July 3, 2005 — -- There's an oft-repeated story that when Stephen Hawking was writing "A Brief History of Time," he was told that every equation in the book would cut his readership in half.
If there were any truth to this counsel, Roger Penrose's "The Road to Reality: A Complete Guide to the Laws of the Universe," his recent 1,100 page behemoth of a book, should attract a half dozen readers at most. It's an enormous equation-packed excursion through modern mathematics and physics that attempts, quixotically perhaps, to answer and really explain "What Laws Govern Our Universe?"
Scattered about this impressive book are informal expository sections, but Penrose's focus is on the facts and theories of modern physics and the mathematical techniques needed to arrive at them.
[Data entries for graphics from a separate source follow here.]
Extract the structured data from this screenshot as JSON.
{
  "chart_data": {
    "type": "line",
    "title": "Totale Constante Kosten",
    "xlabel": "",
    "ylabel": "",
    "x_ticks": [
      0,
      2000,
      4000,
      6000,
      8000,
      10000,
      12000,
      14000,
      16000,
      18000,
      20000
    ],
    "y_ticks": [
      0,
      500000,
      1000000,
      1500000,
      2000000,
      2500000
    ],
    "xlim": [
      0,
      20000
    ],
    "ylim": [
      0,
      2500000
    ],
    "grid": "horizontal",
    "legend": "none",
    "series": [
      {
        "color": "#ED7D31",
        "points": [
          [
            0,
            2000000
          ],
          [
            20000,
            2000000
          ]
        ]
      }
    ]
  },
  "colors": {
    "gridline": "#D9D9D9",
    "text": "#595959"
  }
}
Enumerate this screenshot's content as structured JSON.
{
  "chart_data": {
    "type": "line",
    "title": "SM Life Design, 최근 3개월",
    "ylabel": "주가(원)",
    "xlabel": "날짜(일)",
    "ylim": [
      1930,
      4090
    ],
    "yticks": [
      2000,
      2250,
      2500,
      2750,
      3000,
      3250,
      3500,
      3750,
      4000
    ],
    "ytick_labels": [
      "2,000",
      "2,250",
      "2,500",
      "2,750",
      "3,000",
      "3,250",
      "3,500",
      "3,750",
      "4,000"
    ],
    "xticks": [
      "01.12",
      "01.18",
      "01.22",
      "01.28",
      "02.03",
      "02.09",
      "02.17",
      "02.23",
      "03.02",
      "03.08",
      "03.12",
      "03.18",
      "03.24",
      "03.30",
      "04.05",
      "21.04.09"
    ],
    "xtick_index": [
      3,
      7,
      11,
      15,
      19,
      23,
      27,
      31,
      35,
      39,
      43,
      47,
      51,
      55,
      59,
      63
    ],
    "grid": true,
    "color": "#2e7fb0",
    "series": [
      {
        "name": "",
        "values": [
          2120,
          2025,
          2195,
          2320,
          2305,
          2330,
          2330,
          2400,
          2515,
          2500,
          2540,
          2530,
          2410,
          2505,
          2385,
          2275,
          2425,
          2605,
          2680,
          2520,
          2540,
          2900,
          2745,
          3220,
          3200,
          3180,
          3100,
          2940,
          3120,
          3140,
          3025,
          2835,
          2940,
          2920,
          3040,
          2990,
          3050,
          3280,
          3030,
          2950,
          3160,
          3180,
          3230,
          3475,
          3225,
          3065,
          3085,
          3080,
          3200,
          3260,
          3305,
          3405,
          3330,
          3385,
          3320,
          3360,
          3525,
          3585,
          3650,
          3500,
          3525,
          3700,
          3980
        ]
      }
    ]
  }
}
He doesn't skimp on the details, which, for different readers, is the book's strength and its weakness. Parts of it, in fact, seem closer in tone to a text in mathematical physics than to a book on popular science.
An emeritus professor at Oxford, Penrose is a mathematician and physicist renown for his work in many areas.
In the 1960s he and Hawking did seminal research on "singularities" and black holes in general relativity theory. He also discovered what have come to be called Penrose tiles, a pair of four-sided polygons, that can cover the plane in a non-periodic way. And about a decade ago he wrote "The Emperor's New Mind" in which he argued that "artificial intelligence" was a bit of a crock and that significant scientific advances would be needed before we could begin to understand consciousness.
The first 400 pages of "The Road to Reality" sketch the mathematics needed to understand the physics of the following 700 pages. Like many mathematicians, Penrose is an avowed Platonist who believes that mathematical entities such as pi, infinite cardinal numbers, and the Mandelbrot set are simply "out there" and have an objective existence independent of us.